The Court grants the second and third categories of discovery, and also permits Netflix to request identification by Mr. Ramey and Ramey LLP (collectively “Ramey”) of any documents designated “Confidential,” “Highly Confidential–Attorneys’ Eyes Only,” or “Highly Confidential AEO–Source Code” under the protective order that were shared with third parties; to request identification of such third parties; and to request production of any communication to or from Ramey or AiPi, or Ramey and any other third party, concerning such documents.
CONCLUSION For the reasons set forth above, Netflix’s motion for an order to show cause and sanctions
is granted in part and denied in part. Netflix’s request for discovery is granted in part and denied in part as set forth above. Netflix shall file a supplemental brief within 14 days of the completion of the discovery described above that “itemize[s] with particularity the otherwise unnecessary expenses, including attorney fees, directly caused by the alleged violation or breach, and set[s] forth an appropriate justification for any attorney-fee hourly rate claimed.” Civ. L.R. 37-4(b)(3). Mr. Ramey may file a response no later than 14 days after Netflix files its brief.
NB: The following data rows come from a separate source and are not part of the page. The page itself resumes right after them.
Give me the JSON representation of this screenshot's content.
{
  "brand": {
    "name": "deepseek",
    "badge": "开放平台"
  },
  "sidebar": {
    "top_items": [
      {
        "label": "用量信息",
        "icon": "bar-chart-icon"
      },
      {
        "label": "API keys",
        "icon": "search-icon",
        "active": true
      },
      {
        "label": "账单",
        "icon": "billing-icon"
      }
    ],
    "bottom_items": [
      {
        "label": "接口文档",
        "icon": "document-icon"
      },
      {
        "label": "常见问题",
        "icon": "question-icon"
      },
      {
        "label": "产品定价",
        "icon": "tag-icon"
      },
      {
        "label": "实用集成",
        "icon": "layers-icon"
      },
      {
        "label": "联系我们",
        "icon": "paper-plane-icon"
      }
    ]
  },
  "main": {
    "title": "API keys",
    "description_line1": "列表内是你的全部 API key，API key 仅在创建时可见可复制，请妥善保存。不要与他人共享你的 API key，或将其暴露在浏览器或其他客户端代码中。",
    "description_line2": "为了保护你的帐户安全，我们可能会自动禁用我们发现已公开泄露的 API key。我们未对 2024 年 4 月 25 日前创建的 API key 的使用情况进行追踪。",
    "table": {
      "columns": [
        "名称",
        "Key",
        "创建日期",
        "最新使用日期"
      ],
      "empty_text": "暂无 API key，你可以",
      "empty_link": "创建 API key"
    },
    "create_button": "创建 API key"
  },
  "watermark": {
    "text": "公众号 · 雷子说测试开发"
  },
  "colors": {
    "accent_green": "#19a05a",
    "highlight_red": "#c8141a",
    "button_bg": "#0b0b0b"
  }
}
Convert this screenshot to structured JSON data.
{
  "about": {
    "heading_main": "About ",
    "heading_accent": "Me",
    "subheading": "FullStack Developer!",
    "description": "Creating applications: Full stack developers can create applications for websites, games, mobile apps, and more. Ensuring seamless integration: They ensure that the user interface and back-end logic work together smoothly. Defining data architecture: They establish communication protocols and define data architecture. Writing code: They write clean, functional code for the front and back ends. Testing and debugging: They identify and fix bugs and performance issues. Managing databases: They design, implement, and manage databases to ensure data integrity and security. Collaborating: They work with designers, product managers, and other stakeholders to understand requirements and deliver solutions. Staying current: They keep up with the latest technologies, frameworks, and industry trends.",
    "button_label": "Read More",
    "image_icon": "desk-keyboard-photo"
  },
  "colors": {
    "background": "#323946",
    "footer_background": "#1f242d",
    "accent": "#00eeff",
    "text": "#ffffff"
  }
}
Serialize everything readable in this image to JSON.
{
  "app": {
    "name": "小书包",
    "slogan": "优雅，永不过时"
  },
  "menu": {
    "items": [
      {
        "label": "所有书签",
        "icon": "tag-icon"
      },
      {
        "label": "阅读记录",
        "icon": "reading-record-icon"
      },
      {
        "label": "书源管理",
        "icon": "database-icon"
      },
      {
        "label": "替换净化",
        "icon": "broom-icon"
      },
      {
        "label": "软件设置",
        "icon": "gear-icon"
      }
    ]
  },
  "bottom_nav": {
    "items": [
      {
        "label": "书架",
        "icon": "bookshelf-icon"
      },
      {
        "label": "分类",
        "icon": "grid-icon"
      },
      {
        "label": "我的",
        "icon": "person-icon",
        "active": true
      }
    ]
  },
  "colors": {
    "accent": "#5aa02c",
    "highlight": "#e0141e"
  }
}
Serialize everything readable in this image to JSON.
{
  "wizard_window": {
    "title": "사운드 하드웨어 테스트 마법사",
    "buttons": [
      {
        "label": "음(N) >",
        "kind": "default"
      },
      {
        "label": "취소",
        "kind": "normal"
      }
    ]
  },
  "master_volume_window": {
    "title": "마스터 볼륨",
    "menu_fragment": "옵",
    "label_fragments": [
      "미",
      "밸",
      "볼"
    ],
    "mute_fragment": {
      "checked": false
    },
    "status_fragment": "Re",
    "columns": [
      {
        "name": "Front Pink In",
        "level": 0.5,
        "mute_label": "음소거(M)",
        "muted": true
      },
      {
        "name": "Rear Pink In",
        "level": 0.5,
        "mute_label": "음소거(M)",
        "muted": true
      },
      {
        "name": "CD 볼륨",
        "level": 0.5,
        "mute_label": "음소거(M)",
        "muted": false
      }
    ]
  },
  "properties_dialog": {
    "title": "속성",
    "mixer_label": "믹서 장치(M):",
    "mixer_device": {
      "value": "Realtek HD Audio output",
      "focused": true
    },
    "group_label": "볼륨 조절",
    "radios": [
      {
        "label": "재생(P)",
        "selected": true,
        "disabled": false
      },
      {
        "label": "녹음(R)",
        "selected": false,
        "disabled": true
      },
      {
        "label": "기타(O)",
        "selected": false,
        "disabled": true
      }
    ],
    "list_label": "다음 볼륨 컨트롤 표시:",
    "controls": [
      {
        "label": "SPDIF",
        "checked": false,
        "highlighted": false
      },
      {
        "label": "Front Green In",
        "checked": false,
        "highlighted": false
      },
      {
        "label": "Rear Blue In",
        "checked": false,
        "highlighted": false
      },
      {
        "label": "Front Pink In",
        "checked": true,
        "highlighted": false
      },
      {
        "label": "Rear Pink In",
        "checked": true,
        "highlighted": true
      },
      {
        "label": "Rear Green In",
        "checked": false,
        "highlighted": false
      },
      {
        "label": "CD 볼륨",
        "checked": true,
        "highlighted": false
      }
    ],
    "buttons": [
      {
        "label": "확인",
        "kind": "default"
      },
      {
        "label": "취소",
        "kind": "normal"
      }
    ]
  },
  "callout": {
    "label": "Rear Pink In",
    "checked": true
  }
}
The Court sets a case management conference on September 23, 2025 at 2:00 p.m. Mr. Ramey shall appear at that conference. Updated joint case management statements are due September 16, 2025.
IT IS SO ORDERED.
Dated: July 10, 2025
______________________________________ JON S. TIGAR United States District Judge
Notes
[3] Netflix did not “address its entitlement to fees” in its motion. ECF No. 315 at 15. The Court 27 also expects that Netflix will incur more fees and costs as a result of the court-ordered discovery described below. The Court will therefore order the parties to file supplemental briefs concerning 28 the appropriate amount of fees, as explained below.